Rarefaction analysis using ASVs, Faith’s PD, Shannon, and Gini–Simpson indices revealed a clear richness gradient in
L. pyrotechnica. Rhizospheric samples (S1, S4) showed high richness (~530 and ~190 ASVs) and broad phylogenetic diversity (PD ≈ 45, ≈29), while endosphere samples (S5–S7) had markedly lower richness (≤33 ASVs) and PD (≈3–9). These trends mirror arid plant microbiomes, where rhizospheres host complex communities and endospheres are more selective [
13,
25]. Plateauing curves confirmed sufficient sequencing depth, indicating robust diversity estimates.
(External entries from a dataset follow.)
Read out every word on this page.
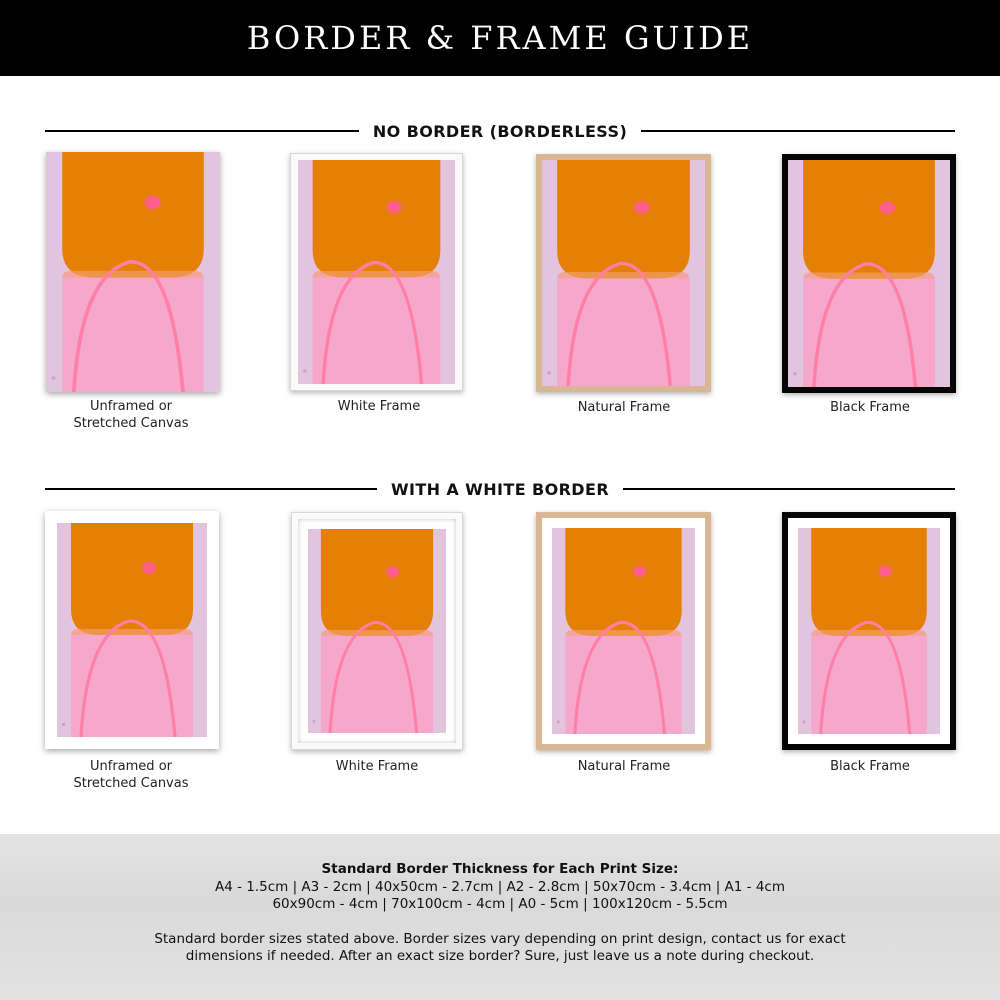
BORDER & FRAME GUIDE
NO BORDER (BORDERLESS)
Unframed or
Stretched Canvas
White Frame	Natural Frame	Black Frame
WITH A WHITE BORDER
Unframed or
Stretched Canvas
White Frame	Natural Frame	Black Frame
Standard Border Thickness for Each Print Size:
A4 - 1.5cm | A3 - 2cm | 40x50cm - 2.7cm | A2 - 2.8cm | 50x70cm - 3.4cm | A1 - 4cm
60x90cm - 4cm | 70x100cm - 4cm | A0 - 5cm | 100x120cm - 5.5cm
Standard border sizes stated above. Border sizes vary depending on print design, contact us for exact
dimensions if needed. After an exact size border? Sure, just leave us a note during checkout.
Beta-diversity metrics showed strong compartmentalization. Rhizospheres (S1, S4) were moderately dissimilar (Bray–Curtis dissimilarity of ~0.455) but nearly completely distinct from endosphere samples (≥0.9996). Endospheres (S5–S7) were clustered tightly (0.103–0.197 dissimilarity). The dendrogram confirmed two main clusters—rhizosphere and endosphere—with S6 and S7 being especially congruent, followed closely by S5. These findings align with patterns observed in desert plant microbiome studies. For instance, rhizosphere and root endosphere communities of
Alhagi sparsifolia formed distinct clusters with high pairwise dissimilarity, whereas endosphere samples were more similar to each other than to rhizosphere samples [
13]. Similarly, research on desert leguminous shrubs demonstrated significant niche filtration, with distinct clustering of rhizosphere and root microbiomes in both PCoA and hierarchical analyses [
25]. In speargrass and halophyte studies from the Namib Desert, strong microbial compartmentalization was also reported; rhizosheath–root systems were clearly separated from bulk soil communities, with host-associated samples forming cohesive clusters [
26].
PCoA confirmed this separation: rhizospheres (S1, S4) were fully segregated from endospheres (S5–S7) along PC1, explaining 90.04% of the variance. Notably, similar patterns have been reported for
Alhagi sparsifolia, where root and rhizosphere communities exhibited strong beta-diversity differentiation in PCoA, with PC1 explaining over 70% of the variance and a tight clustering of endosphere samples separate from rhizosphere samples [
13]. Beta-diversity metrics across multiple desert plants (e.g.,
Alhagi sparsifolia,
Tamarix ramosissima,
Calligonum caput-medusae) also showed that compartment-driven structuring of the root endosphere, rhizosphere, and bulk soil communities differed significantly in PCoA analyses [
16]. Even in halophyte fungal communities, PCoA of the root endosphere distinctly separated fungal communities from those in rhizosphere or non-rhizosphere soil, underscoring the rhizocompartment as a primary structuring force [
27]. Furthermore, studies on date palms in oasis ecosystems found that compartment structuring explained up to ~50% of Bray–Curtis dissimilarity in PCoA, with distinct ordination patterns identified from the root to the rhizosphere to bulk soil [
28].
Taken together, these results suggest that the divergent community structures and biodiversity patterns observed between the rhizosphere and endosphere compartments of L. pyrotechnica are the outcome of multi-layered selection pressures. Environmental heterogeneity, nutrient and moisture gradients, and soil physical properties shape the rhizosphere as a taxonomically rich and functionally flexible community. In contrast, internal plant compartments act as highly selective microhabitats that support low-diversity, functionally specialized assemblages adapted to host-driven conditions. In future applications, identifying key microbial functional traits, such as metabolite production, enzyme activities, and stress mitigation pathways, could open avenues for developing targeted microbial inoculants or bioactive compounds with potential uses in agriculture and even regenerative medicine.